Game Day: The RPG Bucket List

While researching a column for Knights of the Dinner Table I came across a small meme called “The RPG Bucket List”. Regular bucket lists are the things that people want to do before they die; and RPG bucket list is the list of games people want to play before they expire.

Here are all the bucket lists I found:

They got me thinking about my own bucket list, which is a mix of RPGs and campaign settings for those RPGs.

Play a short Amber Diceless campaign

The Amber Diceless RPG is a thing of legend: a diceless role-playing game (shock! horror! curiosity?) that successfully recreates the scheming, fantastic world of Roger Zelazny’s Amber.

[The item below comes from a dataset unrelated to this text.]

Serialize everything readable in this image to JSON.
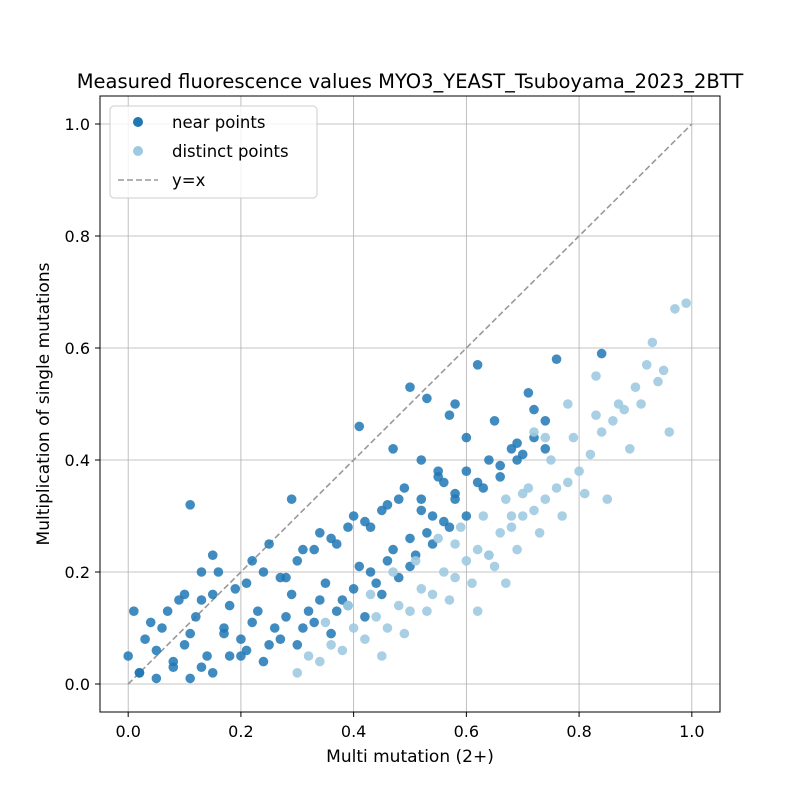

I bought my copy, and its sequel, Shadow Knight, back in the 1990s and they’ve been on my game shelf, read but never played, ever since. I’d love to run a short campaign (6-8 sessions) using the original Amber Diceless rules, which fit best with the style of the first five books in the series. Why a short campaign rather than a one shot? I think you need that long to really get into your character and grok the rule set; I doubt a single game would be enough.

Play Eclipse Phase

I have to admit I haven’t read any of the rules for this post human, hard sf role-playing game but I love the background of terraforming, rogue artificial intelligence, nanotechnology, and digital souls. I have the PDF for the game, and the hard copy’s been on my Amazon wish list for a few years now.

Play Dogs in the Vineyard

When you think indie games, you probably think Spirit of the Century and Dogs in the Vineyard. Dogs is about Mormon gunslingers who travel the west establishing order, meting out justice, and discovering corruption. It’s said to be a very intense RPG, and after reading through the rules I can see why. I’d be interested in trying this as a convention one-shot.

Try GURPS

GURPS is one of those games that I’ve heard people talk about for years, but never played. My own gaming circles were focused largely on D&D and its variants. We never ventured in to the GURPS branch of gaming geekdom.

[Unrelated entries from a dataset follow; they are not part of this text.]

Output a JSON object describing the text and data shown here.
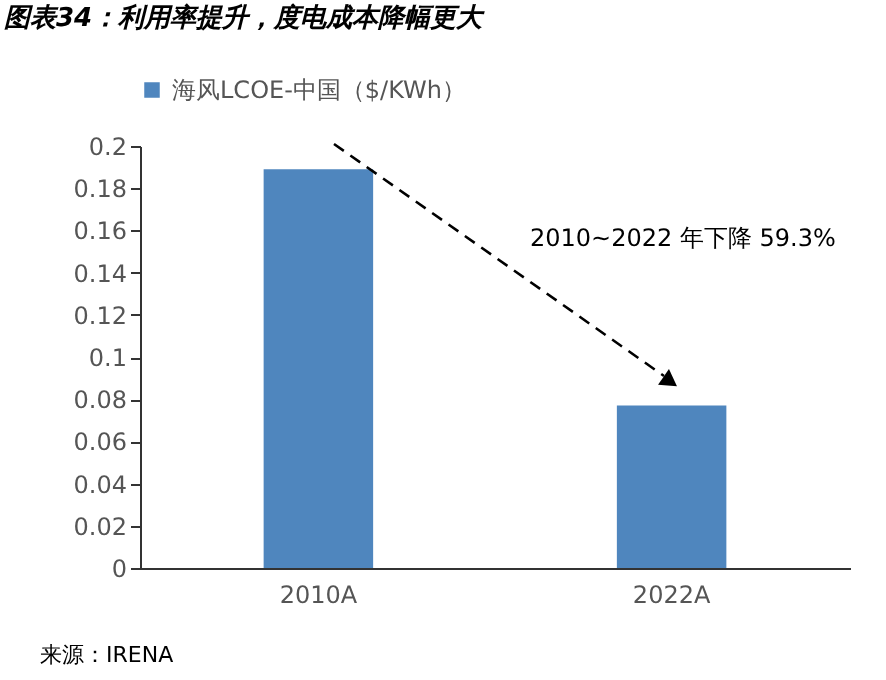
{
  "chart_data": {
    "type": "bar",
    "title": "图表34：利用率提升，度电成本降幅更大",
    "categories": [
      "2010A",
      "2022A"
    ],
    "series": [
      {
        "name": "海风LCOE-中国（$/KWh）",
        "color": "#4f86be",
        "values": [
          0.189,
          0.077
        ]
      }
    ],
    "ylim": [
      0,
      0.2
    ],
    "yticks": [
      0,
      0.02,
      0.04,
      0.06,
      0.08,
      0.1,
      0.12,
      0.14,
      0.16,
      0.18,
      0.2
    ],
    "grid": false,
    "legend": "top",
    "annotations": [
      "2010~2022 年下降 59.3%",
      "来源：IRENA"
    ]
  }
}
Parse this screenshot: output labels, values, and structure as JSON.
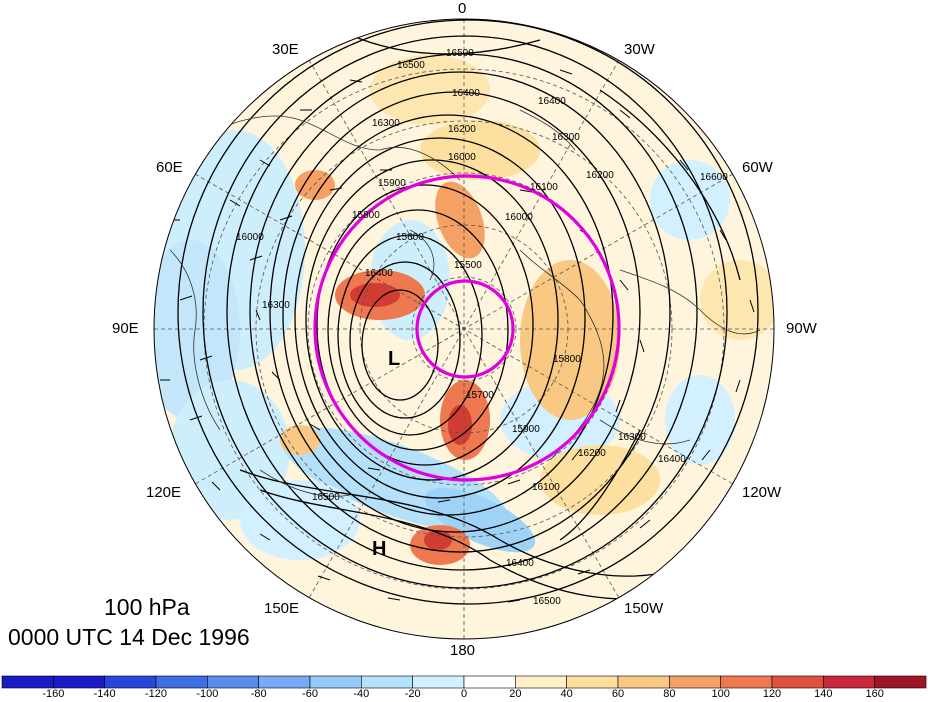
{
  "title": {
    "level": "100 hPa",
    "time": "0000 UTC 14 Dec 1996"
  },
  "longitude_labels": {
    "0": "0",
    "30W": "30W",
    "60W": "60W",
    "90W": "90W",
    "120W": "120W",
    "150W": "150W",
    "180": "180",
    "150E": "150E",
    "120E": "120E",
    "90E": "90E",
    "60E": "60E",
    "30E": "30E"
  },
  "pressure_centers": {
    "low": "L",
    "high": "H"
  },
  "contour_labels": [
    "16500",
    "16500",
    "16400",
    "16400",
    "16300",
    "16300",
    "16200",
    "16200",
    "16100",
    "16000",
    "16000",
    "15900",
    "15900",
    "15800",
    "15600",
    "15500",
    "15700",
    "16400",
    "16300",
    "16200",
    "16100",
    "16500",
    "16400",
    "16500",
    "16300",
    "16400",
    "15800",
    "16000",
    "16600"
  ],
  "colorbar": {
    "ticks": [
      "-160",
      "-140",
      "-120",
      "-100",
      "-80",
      "-60",
      "-40",
      "-20",
      "0",
      "20",
      "40",
      "60",
      "80",
      "100",
      "120",
      "140",
      "160"
    ],
    "colors": [
      "#1a1ac8",
      "#2846dc",
      "#3c6ee6",
      "#5a8cf0",
      "#78aaf5",
      "#96c8fa",
      "#b4e1fc",
      "#d2f0ff",
      "#ffffff",
      "#fff0c8",
      "#fde0a0",
      "#f9c882",
      "#f5a064",
      "#ee7850",
      "#e0503c",
      "#c8283a",
      "#a01428"
    ]
  },
  "colors": {
    "magenta_circle": "#e100e1",
    "contour": "#000000"
  }
}
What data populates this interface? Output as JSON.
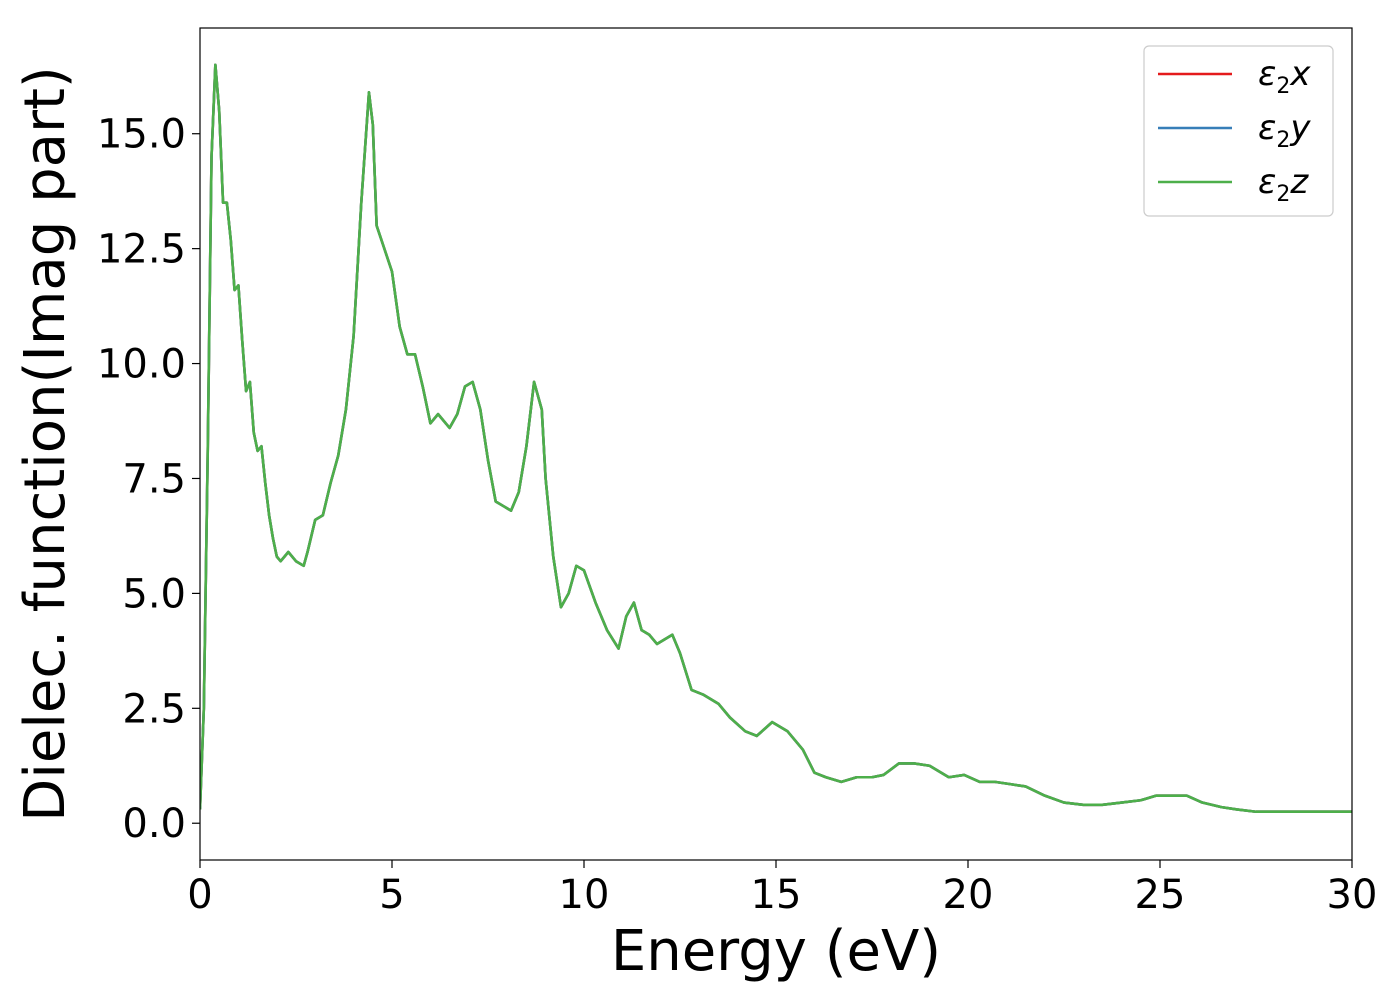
{
  "chart_data": {
    "type": "line",
    "xlabel": "Energy (eV)",
    "ylabel": "Dielec. function(Imag part)",
    "xlim": [
      0,
      30
    ],
    "ylim": [
      -0.8,
      17.3
    ],
    "xticks": [
      0,
      5,
      10,
      15,
      20,
      25,
      30
    ],
    "xtick_labels": [
      "0",
      "5",
      "10",
      "15",
      "20",
      "25",
      "30"
    ],
    "yticks": [
      0.0,
      2.5,
      5.0,
      7.5,
      10.0,
      12.5,
      15.0
    ],
    "ytick_labels": [
      "0.0",
      "2.5",
      "5.0",
      "7.5",
      "10.0",
      "12.5",
      "15.0"
    ],
    "grid": false,
    "legend_position": "top-right",
    "series": [
      {
        "name": "ε2x",
        "legend_main": "ε",
        "legend_sub": "2",
        "legend_var": "x",
        "color": "#e41a1c",
        "x": [
          0.0,
          0.1,
          0.2,
          0.3,
          0.4,
          0.5,
          0.6,
          0.7,
          0.8,
          0.9,
          1.0,
          1.1,
          1.2,
          1.3,
          1.4,
          1.5,
          1.6,
          1.7,
          1.8,
          1.9,
          2.0,
          2.1,
          2.2,
          2.3,
          2.5,
          2.7,
          2.8,
          3.0,
          3.2,
          3.4,
          3.6,
          3.8,
          4.0,
          4.2,
          4.4,
          4.5,
          4.6,
          4.8,
          5.0,
          5.2,
          5.4,
          5.6,
          5.8,
          6.0,
          6.2,
          6.5,
          6.7,
          6.9,
          7.1,
          7.3,
          7.5,
          7.7,
          7.9,
          8.1,
          8.3,
          8.5,
          8.7,
          8.9,
          9.0,
          9.2,
          9.4,
          9.6,
          9.8,
          10.0,
          10.3,
          10.6,
          10.9,
          11.1,
          11.3,
          11.5,
          11.7,
          11.9,
          12.1,
          12.3,
          12.5,
          12.8,
          13.1,
          13.5,
          13.8,
          14.2,
          14.5,
          14.9,
          15.3,
          15.7,
          16.0,
          16.3,
          16.7,
          17.1,
          17.5,
          17.8,
          18.2,
          18.6,
          19.0,
          19.5,
          19.9,
          20.3,
          20.7,
          21.1,
          21.5,
          22.0,
          22.5,
          23.0,
          23.5,
          24.0,
          24.5,
          24.9,
          25.2,
          25.7,
          26.1,
          26.6,
          27.0,
          27.5,
          28.0,
          28.5,
          29.0,
          29.5,
          30.0
        ],
        "values": [
          0.3,
          2.5,
          8.0,
          14.5,
          16.5,
          15.5,
          13.5,
          13.5,
          12.7,
          11.6,
          11.7,
          10.5,
          9.4,
          9.6,
          8.5,
          8.1,
          8.2,
          7.4,
          6.7,
          6.2,
          5.8,
          5.7,
          5.8,
          5.9,
          5.7,
          5.6,
          5.9,
          6.6,
          6.7,
          7.4,
          8.0,
          9.0,
          10.6,
          13.5,
          15.9,
          15.2,
          13.0,
          12.5,
          12.0,
          10.8,
          10.2,
          10.2,
          9.5,
          8.7,
          8.9,
          8.6,
          8.9,
          9.5,
          9.6,
          9.0,
          7.9,
          7.0,
          6.9,
          6.8,
          7.2,
          8.2,
          9.6,
          9.0,
          7.5,
          5.8,
          4.7,
          5.0,
          5.6,
          5.5,
          4.8,
          4.2,
          3.8,
          4.5,
          4.8,
          4.2,
          4.1,
          3.9,
          4.0,
          4.1,
          3.7,
          2.9,
          2.8,
          2.6,
          2.3,
          2.0,
          1.9,
          2.2,
          2.0,
          1.6,
          1.1,
          1.0,
          0.9,
          1.0,
          1.0,
          1.05,
          1.3,
          1.3,
          1.25,
          1.0,
          1.05,
          0.9,
          0.9,
          0.85,
          0.8,
          0.6,
          0.45,
          0.4,
          0.4,
          0.45,
          0.5,
          0.6,
          0.6,
          0.6,
          0.45,
          0.35,
          0.3,
          0.25,
          0.25,
          0.25,
          0.25,
          0.25,
          0.25
        ]
      },
      {
        "name": "ε2y",
        "legend_main": "ε",
        "legend_sub": "2",
        "legend_var": "y",
        "color": "#377eb8",
        "same_as": "ε2x"
      },
      {
        "name": "ε2z",
        "legend_main": "ε",
        "legend_sub": "2",
        "legend_var": "z",
        "color": "#4daf4a",
        "same_as": "ε2x"
      }
    ]
  }
}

I’ve got the two Basic Set rule books — Characters and Campaign thinking that my gaming group might need a generic rule set some day. We did … but those rules turned out to be Savage Worlds.

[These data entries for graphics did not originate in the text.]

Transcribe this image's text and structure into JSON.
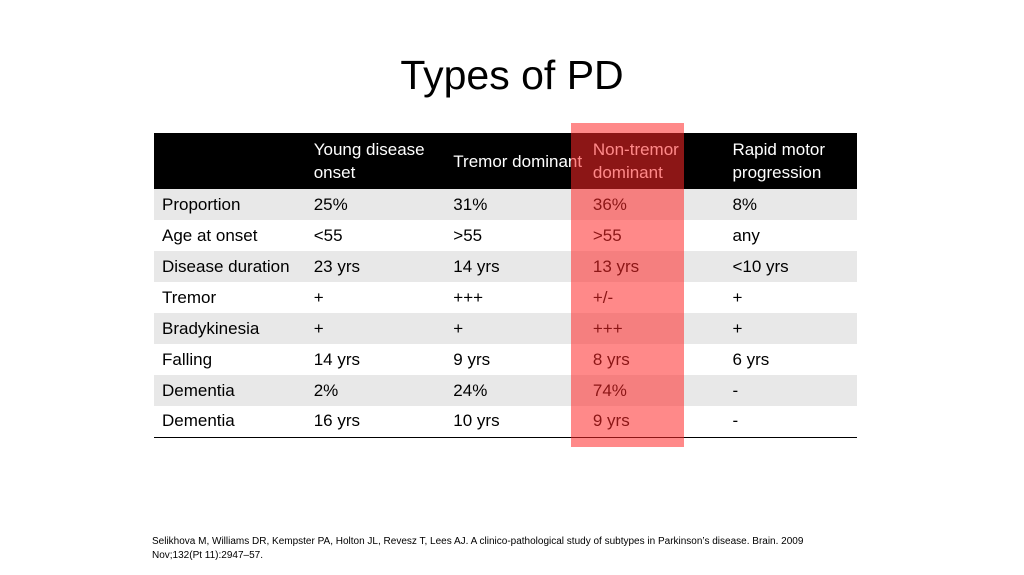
{
  "slide": {
    "title": "Types of PD"
  },
  "table": {
    "headers": [
      "",
      "Young disease onset",
      "Tremor dominant",
      "Non-tremor dominant",
      "Rapid motor progression"
    ],
    "rows": [
      [
        "Proportion",
        "25%",
        "31%",
        "36%",
        "8%"
      ],
      [
        "Age at onset",
        "<55",
        ">55",
        ">55",
        "any"
      ],
      [
        "Disease duration",
        "23 yrs",
        "14 yrs",
        "13 yrs",
        "<10 yrs"
      ],
      [
        "Tremor",
        "+",
        "+++",
        "+/-",
        "+"
      ],
      [
        "Bradykinesia",
        "+",
        "+",
        "+++",
        "+"
      ],
      [
        "Falling",
        "14 yrs",
        "9 yrs",
        "8 yrs",
        "6 yrs"
      ],
      [
        "Dementia",
        "2%",
        "24%",
        "74%",
        "-"
      ],
      [
        "Dementia",
        "16 yrs",
        "10 yrs",
        "9 yrs",
        "-"
      ]
    ],
    "highlighted_column": "Non-tremor dominant",
    "highlight_color": "#ff2828"
  },
  "citation": "Selikhova M, Williams DR, Kempster PA, Holton JL, Revesz T, Lees AJ. A clinico-pathological study of subtypes in Parkinson’s disease. Brain. 2009 Nov;132(Pt 11):2947–57."
}
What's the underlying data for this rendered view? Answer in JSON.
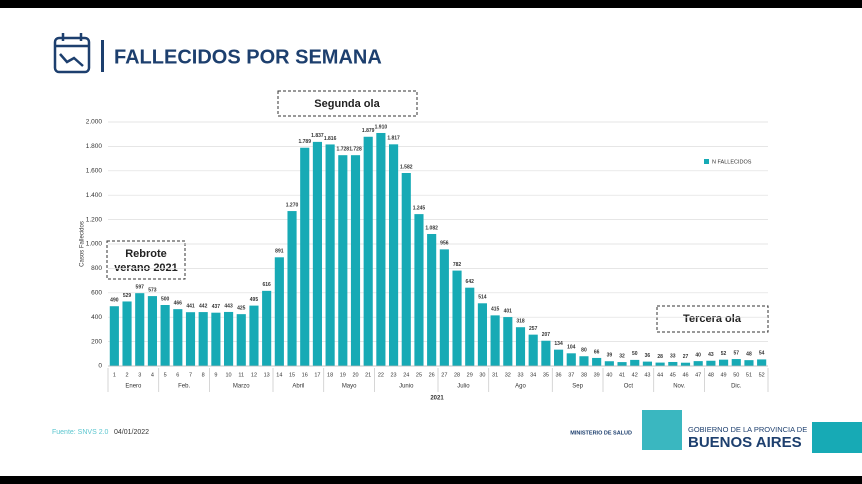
{
  "chart_data": {
    "type": "bar",
    "title": "FALLECIDOS POR SEMANA",
    "y_label": "Casos Fallecidos",
    "x_label": "2021",
    "categories": [
      "1",
      "2",
      "3",
      "4",
      "5",
      "6",
      "7",
      "8",
      "9",
      "10",
      "11",
      "12",
      "13",
      "14",
      "15",
      "16",
      "17",
      "18",
      "19",
      "20",
      "21",
      "22",
      "23",
      "24",
      "25",
      "26",
      "27",
      "28",
      "29",
      "30",
      "31",
      "32",
      "33",
      "34",
      "35",
      "36",
      "37",
      "38",
      "39",
      "40",
      "41",
      "42",
      "43",
      "44",
      "45",
      "46",
      "47",
      "48",
      "49",
      "50",
      "51",
      "52"
    ],
    "months": [
      "Enero",
      "Feb.",
      "Marzo",
      "Abril",
      "Mayo",
      "Junio",
      "Julio",
      "Ago",
      "Sep",
      "Oct",
      "Nov.",
      "Dic."
    ],
    "series": [
      {
        "name": "N FALLECIDOS",
        "color": "#17aab5",
        "values": [
          490,
          529,
          597,
          573,
          500,
          466,
          441,
          442,
          437,
          443,
          425,
          495,
          616,
          891,
          1270,
          1789,
          1837,
          1816,
          1728,
          1728,
          1879,
          1910,
          1817,
          1582,
          1245,
          1082,
          956,
          782,
          642,
          514,
          415,
          401,
          318,
          257,
          207,
          134,
          104,
          80,
          66,
          39,
          32,
          50,
          36,
          28,
          33,
          27,
          40,
          43,
          52,
          57,
          48,
          54
        ],
        "value_labels": [
          "490",
          "529",
          "597",
          "573",
          "500",
          "466",
          "441",
          "442",
          "437",
          "443",
          "425",
          "495",
          "616",
          "891",
          "1.270",
          "1.789",
          "1.837",
          "1.816",
          "1.728",
          "1.728",
          "1.879",
          "1.910",
          "1.817",
          "1.582",
          "1.245",
          "1.082",
          "956",
          "782",
          "642",
          "514",
          "415",
          "401",
          "318",
          "257",
          "207",
          "134",
          "104",
          "80",
          "66",
          "39",
          "32",
          "50",
          "36",
          "28",
          "33",
          "27",
          "40",
          "43",
          "52",
          "57",
          "48",
          "54"
        ]
      }
    ],
    "ylim": [
      0,
      2000
    ],
    "yticks": [
      0,
      200,
      400,
      600,
      800,
      {
        "value": 1000,
        "label": "1.000"
      },
      {
        "value": 1200,
        "label": "1.200"
      },
      {
        "value": 1400,
        "label": "1.400"
      },
      {
        "value": 1600,
        "label": "1.600"
      },
      {
        "value": 1800,
        "label": "1.800"
      },
      {
        "value": 2000,
        "label": "2.000"
      }
    ],
    "grid": true,
    "legend": "upper right",
    "annotations": [
      {
        "text": "Segunda ola"
      },
      {
        "text": "Rebrote",
        "text2": "verano 2021"
      },
      {
        "text": "Tercera ola"
      }
    ]
  },
  "footer": {
    "source": "Fuente: SNVS 2.0",
    "date": "04/01/2022",
    "ministry": "MINISTERIO DE SALUD",
    "gov": "GOBIERNO DE LA PROVINCIA DE",
    "province": "BUENOS AIRES"
  }
}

GURPS remains on my bookshelf in the hopes that one of these days I’ll get to play it.

Run a Marvel Heroic Roleplaying one-shot

I bought this game because I’m a huge Marvel fan, and I enjoyed Margaret Weis Productions other Cortex-powered games. Plus they’d published a bunch of cool-looking sourcebooks covering Civil War and the Annihilation storyline.

And then they cancelled the line, apparently because the line was too expensive. I’ve made it about halfway through the book, and I liked what I read, particularly the different rules for characters working alone, as part of a duo, or as a team. It’s high on my list of games to play (or perhaps run) at a convention.

Run a Superheroes Campaign

I loved my gaming group’s Mutants & Masterminds-powered Infinity Storm campaign, even though it only lasted six episodes. I’d like to take what I learned from that game (namely, start with lower-level characters) and then create a new campaign that mashes up the Freedom City Campaign Setting with the Savage Worlds Superhero Companion.

Run a Fate game

I’ve played in several Fate games in the form of Spirit of the Century, and had a blast every time. I’d like to try my hand at running it, and purchased the Fate Core rulebook at GenCon specifically for that purpose.

Run a Warhammer 40K: Rogue Trader Campaign

I’m not a big Warhammer 40K guy. Sure, I like enjoy a game of Space Hulk as much as the next geek, but the desperate dark world of Warhammer 40K isn’t one I want to spend a lot of time in.

Rogue Trader though … that I could do. The idea of a crew exploring an unknown expanse, putting down crew rebellions, and seeking out (and oppressing/financing/uplifting) strange new civilizations sounds like it could be a hell of a lot of fun. I’d play it grand, imperious, and completely over the top — go big, not bleak.

Run an Online Campaign

Many years ago I tried to run an online Spycraft campaign. It lasted a few weeks and then went down in a cloud of indifference. Someday, when I have more time and a better plan, I’d love to run another online game. I’d likely make it a mix of play-by-post and online sessions on Roll20. It’d probably be something story based, like Fate or diceless, like Amber, rather than a dice-centric game like D&D& or *Savage Worlds. I’d also make it a tight, short adventure rather than a sprawling campaign (or even a normal-length one-shot). I think online games work best if you can keep people engaged, and that might be easier to do if everyone knows the whole thing will be over in 2 or 3 weeks.